Allinson also sees a general distaste for spiritual matters being discussed outside spiritual circles.
“People really balk about discussions of spirituality, much more so now than they did in the 1970s,” he said. “Such discussion requires a vulnerability and openness and it’s very difficult to maintain those things publicly. It’s a very intimate topic.”
In Moonland is also the story of a family, with sections of the novel told from the perspective of different generations.
In the first section of the book, set in the present day, we meet Joe, a new father whose relationship with his partner is falling apart. He just can’t connect, and is probably suffering from what Allinson describes as a male form of postnatal depression. Instead of enjoying family life, Joe zones out and spends his nights watching old boxing matches on YouTube and obsessing about his father. What sort of people were our parents before we were born?
Joe is haunted by a photo: the only one in which his father appears to be truly happy. “He was wearing a long set of beads around his neck, and even though his clothes were grubby, there was something radiant about him, his face, his eyes. It seemed as if he’d been washed clean,” Allinson writes.
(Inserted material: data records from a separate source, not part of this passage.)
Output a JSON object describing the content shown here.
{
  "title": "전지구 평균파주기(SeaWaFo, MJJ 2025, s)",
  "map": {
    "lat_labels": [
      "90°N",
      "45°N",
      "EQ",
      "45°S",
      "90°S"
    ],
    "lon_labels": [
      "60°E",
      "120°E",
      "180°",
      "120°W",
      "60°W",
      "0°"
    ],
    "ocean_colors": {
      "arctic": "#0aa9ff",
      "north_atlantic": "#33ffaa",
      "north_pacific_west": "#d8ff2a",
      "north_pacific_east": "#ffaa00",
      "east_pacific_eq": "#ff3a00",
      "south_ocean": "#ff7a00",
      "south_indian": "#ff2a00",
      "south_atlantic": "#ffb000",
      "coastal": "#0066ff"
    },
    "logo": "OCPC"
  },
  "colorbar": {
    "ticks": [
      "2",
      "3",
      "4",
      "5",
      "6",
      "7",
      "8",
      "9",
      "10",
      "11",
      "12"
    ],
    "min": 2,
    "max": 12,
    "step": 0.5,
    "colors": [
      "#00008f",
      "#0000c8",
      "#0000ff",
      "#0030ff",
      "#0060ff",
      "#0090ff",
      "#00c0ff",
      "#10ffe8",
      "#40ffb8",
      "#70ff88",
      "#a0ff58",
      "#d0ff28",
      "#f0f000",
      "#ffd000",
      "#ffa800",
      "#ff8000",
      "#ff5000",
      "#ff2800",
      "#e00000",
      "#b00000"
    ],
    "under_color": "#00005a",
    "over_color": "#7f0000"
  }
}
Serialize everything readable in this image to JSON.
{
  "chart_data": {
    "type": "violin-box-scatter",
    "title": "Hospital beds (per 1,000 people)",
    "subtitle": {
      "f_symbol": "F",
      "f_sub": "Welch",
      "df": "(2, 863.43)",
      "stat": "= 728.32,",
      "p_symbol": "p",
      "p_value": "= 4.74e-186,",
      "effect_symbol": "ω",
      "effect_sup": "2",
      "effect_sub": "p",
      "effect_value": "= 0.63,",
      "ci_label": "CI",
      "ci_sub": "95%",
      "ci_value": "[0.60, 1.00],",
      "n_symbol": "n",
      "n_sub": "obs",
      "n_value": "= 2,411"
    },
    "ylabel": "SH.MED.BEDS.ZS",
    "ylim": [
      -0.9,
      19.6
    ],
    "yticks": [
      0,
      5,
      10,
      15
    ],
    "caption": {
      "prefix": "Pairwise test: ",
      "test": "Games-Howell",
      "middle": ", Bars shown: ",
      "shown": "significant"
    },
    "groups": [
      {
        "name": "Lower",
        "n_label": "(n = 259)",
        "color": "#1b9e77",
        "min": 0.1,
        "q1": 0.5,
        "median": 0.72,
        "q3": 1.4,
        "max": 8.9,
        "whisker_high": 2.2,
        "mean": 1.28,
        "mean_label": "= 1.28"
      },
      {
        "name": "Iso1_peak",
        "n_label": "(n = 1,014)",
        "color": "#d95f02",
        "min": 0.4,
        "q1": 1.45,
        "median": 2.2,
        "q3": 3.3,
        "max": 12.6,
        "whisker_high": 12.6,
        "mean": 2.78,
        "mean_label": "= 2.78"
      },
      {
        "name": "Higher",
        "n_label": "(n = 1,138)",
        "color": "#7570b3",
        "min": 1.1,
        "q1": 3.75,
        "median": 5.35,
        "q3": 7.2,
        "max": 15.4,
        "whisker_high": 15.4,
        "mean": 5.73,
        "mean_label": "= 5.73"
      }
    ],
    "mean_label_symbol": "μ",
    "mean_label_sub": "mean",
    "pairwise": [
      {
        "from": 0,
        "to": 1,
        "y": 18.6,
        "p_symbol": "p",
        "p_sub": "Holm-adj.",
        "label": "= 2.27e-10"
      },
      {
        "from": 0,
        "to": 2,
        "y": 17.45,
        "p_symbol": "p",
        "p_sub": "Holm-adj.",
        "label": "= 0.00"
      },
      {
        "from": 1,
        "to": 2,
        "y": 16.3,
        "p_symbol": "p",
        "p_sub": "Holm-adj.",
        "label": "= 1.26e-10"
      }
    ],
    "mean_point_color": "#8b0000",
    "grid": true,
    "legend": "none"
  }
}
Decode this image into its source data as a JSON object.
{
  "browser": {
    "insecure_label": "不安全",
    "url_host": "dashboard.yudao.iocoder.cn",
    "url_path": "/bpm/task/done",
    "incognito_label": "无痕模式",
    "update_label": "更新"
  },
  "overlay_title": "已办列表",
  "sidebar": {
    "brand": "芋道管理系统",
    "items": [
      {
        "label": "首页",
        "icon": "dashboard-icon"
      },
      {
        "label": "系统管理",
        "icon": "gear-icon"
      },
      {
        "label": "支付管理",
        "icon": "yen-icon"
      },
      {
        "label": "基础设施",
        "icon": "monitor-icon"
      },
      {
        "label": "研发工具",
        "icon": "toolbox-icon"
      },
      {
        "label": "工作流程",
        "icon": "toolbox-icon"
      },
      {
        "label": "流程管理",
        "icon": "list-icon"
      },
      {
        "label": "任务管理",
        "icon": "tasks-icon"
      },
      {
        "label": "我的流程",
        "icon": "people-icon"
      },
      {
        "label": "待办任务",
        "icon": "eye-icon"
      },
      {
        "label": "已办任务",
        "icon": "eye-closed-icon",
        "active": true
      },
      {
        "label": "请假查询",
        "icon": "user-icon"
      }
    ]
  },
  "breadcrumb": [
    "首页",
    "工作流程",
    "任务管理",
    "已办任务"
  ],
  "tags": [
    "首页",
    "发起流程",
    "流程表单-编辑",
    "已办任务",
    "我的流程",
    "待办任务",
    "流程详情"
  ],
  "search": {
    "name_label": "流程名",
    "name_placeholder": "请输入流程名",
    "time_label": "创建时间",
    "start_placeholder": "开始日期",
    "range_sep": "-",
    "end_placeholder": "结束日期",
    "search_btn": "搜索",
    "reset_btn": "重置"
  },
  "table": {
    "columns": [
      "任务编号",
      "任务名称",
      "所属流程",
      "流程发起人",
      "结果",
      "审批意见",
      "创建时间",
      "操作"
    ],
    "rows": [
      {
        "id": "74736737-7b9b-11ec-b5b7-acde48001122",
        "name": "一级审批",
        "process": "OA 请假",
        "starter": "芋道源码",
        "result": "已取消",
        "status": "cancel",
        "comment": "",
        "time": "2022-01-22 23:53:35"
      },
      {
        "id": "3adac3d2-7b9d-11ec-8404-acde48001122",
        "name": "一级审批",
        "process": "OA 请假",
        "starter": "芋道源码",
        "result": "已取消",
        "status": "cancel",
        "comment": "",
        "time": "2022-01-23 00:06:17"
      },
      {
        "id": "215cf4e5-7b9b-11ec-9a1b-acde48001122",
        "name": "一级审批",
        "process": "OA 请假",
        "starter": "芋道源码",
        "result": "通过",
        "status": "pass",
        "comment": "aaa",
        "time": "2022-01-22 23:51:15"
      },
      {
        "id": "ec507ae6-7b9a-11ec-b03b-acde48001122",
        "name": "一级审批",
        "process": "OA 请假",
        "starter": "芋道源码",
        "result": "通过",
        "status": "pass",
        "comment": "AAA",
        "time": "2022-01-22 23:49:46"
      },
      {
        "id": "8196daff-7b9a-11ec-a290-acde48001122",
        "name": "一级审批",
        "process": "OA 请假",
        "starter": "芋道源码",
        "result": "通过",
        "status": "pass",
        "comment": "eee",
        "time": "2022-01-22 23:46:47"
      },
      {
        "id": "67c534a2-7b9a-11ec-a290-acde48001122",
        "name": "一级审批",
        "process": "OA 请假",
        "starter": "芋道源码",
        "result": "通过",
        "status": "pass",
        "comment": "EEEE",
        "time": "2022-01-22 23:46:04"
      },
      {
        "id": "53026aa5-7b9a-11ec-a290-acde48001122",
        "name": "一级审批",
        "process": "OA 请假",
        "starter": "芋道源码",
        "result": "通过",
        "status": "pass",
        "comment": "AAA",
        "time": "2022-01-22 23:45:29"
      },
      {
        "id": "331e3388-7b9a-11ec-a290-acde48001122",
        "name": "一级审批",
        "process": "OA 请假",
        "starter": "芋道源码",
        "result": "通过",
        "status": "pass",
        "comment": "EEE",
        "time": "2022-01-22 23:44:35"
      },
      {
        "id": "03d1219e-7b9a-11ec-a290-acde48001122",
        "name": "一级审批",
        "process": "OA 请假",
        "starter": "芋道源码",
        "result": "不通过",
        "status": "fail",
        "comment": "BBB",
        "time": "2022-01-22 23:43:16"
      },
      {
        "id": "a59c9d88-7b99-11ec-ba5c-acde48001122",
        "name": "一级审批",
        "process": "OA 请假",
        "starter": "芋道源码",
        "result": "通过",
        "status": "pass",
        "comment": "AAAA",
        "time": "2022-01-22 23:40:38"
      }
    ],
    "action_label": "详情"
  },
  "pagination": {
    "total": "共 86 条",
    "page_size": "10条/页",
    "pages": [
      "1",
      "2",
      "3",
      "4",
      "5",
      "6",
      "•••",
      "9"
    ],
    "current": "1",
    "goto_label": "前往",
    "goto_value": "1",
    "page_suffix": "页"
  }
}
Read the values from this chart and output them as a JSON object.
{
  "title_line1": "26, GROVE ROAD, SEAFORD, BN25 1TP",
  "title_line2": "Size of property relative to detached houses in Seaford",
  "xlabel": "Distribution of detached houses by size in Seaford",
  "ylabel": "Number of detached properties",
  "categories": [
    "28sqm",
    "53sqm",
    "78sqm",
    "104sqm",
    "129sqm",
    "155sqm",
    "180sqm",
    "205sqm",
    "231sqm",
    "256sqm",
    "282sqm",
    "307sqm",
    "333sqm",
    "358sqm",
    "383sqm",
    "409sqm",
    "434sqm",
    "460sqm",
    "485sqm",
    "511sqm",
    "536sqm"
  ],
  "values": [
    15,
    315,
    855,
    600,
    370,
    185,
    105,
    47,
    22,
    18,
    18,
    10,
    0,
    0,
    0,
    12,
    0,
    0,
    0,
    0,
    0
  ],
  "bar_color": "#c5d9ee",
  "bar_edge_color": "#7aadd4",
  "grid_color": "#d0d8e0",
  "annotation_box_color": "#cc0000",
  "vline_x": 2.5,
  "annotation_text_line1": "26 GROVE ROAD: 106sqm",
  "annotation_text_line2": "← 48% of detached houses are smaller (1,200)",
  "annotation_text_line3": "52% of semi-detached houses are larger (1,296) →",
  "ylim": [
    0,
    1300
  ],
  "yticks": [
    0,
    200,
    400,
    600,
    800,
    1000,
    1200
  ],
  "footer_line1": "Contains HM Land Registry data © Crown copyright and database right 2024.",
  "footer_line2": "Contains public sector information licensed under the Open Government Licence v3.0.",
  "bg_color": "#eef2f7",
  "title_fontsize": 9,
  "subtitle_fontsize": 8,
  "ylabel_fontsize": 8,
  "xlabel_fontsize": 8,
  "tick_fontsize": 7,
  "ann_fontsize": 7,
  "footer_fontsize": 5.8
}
This photo, and the story behind it, feed into the second two parts of the book, set in India in the 1970s. Joe’s father, Vincent, is a young man aimlessly travelling, lonely and waiting for something to happen. A chance meeting in the Leopold Cafe in Bombay leads him into a new, transformative friendship and eventually to Pune, where the guru Osho had his headquarters.
“Time and memory were what I was interested in: how things are passed down through generations,” says Allinson. “I think about the amount of love and time spent together, and how so little of that remains after someone dies. And I then had my own child and I thought, when I was with her, none of this is going to be remembered.”
Allinson spoke to many former devotees of Osho and went to India to visit the current-day Osho centre, which proved to be a pale facsimile of the original. In the old footage of the commune, Allinson says, “it is both creepy and beautiful. It looks like paradise. But now the place has a corporate self-consciousness about it… Now it’s just pseudo-mystical and capitalist.” The modern-day pilgrims included “some really young people, but also some older people who were really sick and they had come back to die.”
In the 1970s, the centre had a reputation for wildness and boundary-crossing – as depicted in the Netflix documentary, Wild Wild Country. Allinson’s novel draws on the real-life workshops participants were required to undertake, aimed at stripping away their ego and revealing their true nature. In some cases these workshops – footage of which still exists – crescendoed into sex and violence. In Allinson’s novel, an incident in one of these workshops changes the trajectory of Vincent’s life.
The novel’s final section is set in the future, and told from the perspective of Joe’s daughter Sylvie, living in the wake of a grim environmental catastrophe, with shadows of the past still hanging over them. While the novel indulges in our fascination with cults, the relationships between the characters are the main drivers of the story. Each character is a seeker in their own right, and if they aren’t tapping into the mystical they are trying to unlock generational trauma. For all that, Allinson’s new novel has more in common with work by writers like Peter Carey rather than Tim Winton. It’s taut, unsentimental, thought-provoking, sad, and at times wild and gorgeous.